Net neutrality became an issue last year after AT&T and BellSouth executives talked about making online companies cover more of the cost of broadband networks. In particular, they raised the prospect of charging high-traffic companies such as Google an extra fee to improve the picture quality of online movies and TV shows. Such charges could help established companies fend off upstarts by erecting a cost barrier to entry, suffocating the next YouTubes and Flickrs in their cribs.
I’m not thrilled about this, but it could have the silver lining. Frankly, AT&T is already so much a creature of the state that I’m not sure I care very much if they’re under the thumb of the FCC for a couple more years. I’m far more worried about regulations being applied to smaller firms and new entrants that might not have as much clout with the FCC. If this deal helps to take the wind out of the sails of the activists who want to regulate the entire Internet, that could be a blessing.
What I find most interesting about this, though, is that for the first time we’ll get a sense for what a network neutrality rule will actually look like in practice. The concept has always been somewhat vague, and it’s never been quite clear how it would be applied. Hopefully this will give some clarity to the debate.

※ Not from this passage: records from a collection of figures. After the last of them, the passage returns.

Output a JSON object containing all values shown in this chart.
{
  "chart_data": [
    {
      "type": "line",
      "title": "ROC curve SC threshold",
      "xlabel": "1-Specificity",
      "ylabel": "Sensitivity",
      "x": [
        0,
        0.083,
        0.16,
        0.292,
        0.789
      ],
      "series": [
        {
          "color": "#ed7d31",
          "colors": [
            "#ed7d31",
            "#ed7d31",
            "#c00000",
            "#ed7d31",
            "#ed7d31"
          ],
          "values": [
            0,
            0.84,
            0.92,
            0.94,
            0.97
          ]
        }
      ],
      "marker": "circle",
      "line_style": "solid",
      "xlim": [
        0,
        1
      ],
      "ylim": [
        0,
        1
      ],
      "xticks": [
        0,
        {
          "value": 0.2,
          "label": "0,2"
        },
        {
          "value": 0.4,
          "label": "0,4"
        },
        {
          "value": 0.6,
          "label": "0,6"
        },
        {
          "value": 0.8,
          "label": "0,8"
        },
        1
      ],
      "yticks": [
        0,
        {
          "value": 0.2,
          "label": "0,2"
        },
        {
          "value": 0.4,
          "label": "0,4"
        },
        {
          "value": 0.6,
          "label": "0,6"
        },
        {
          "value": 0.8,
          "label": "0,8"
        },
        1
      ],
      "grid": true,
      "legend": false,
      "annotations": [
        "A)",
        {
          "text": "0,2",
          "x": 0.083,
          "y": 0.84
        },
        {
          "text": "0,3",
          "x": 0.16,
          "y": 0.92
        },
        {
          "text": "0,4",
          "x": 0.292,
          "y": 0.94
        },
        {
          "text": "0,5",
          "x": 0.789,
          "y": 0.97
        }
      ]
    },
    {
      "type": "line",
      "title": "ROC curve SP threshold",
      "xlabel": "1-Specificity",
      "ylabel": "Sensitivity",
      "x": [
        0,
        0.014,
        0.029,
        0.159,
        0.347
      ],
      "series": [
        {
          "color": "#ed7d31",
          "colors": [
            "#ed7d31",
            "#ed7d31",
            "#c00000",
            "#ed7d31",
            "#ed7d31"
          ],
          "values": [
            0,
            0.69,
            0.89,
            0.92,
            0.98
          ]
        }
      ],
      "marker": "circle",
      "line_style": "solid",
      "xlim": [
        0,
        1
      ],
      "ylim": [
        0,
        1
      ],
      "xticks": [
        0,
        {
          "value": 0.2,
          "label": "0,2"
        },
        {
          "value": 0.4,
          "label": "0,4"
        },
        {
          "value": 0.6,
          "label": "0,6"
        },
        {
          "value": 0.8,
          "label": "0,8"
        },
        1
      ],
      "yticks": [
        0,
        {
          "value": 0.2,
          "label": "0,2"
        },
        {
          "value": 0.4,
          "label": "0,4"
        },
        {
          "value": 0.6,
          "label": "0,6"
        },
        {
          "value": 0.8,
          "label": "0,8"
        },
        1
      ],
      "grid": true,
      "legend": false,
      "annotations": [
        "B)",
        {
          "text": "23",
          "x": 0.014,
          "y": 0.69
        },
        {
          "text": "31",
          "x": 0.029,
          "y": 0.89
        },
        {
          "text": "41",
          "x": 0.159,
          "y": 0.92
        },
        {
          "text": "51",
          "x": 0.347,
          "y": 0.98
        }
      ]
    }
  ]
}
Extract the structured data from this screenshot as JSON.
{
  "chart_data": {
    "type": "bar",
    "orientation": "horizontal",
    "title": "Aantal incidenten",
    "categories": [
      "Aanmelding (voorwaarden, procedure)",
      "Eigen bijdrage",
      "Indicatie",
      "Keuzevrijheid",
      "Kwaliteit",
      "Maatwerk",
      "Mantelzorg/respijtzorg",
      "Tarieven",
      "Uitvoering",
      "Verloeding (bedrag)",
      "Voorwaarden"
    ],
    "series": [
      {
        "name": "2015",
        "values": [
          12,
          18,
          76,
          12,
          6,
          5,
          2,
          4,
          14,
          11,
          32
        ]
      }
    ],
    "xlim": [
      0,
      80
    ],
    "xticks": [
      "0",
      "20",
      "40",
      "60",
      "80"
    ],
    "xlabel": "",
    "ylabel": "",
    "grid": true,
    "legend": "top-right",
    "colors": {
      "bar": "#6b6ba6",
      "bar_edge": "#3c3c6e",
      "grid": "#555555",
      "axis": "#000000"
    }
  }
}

My initial impression, having only read a couple of articles about the deal, is that the distinction drawn in the rule doesn’t make a whole lot of sense. They’re not allowed to discriminate except “for AT&T’s new TV service.” But AT&T’s new TV service involve streaming various companies’ video content using TCP/IP, right? So how is that different from the type of discrimination the regulation is designed to prevent? I thought video was always considered the biggest area of concern when it comes to ISP discrimination. I don’t see what’s to stop them from effectively selling companies the right to be part of “AT&T’s new video service” and having the same effect as selling higher-bandwidth pipes.
It also seems that the 2-year timeframe renders the regulations as little more than a symbolic exercise. If AT&T were planning to abandon network neutrality on its networks, it would probably take them a year or two to install the necessary infrastructure. So it’s probably not a big deal for them to put the equipment in place in late 2008, ready to flip the switch as soon as this deal expires.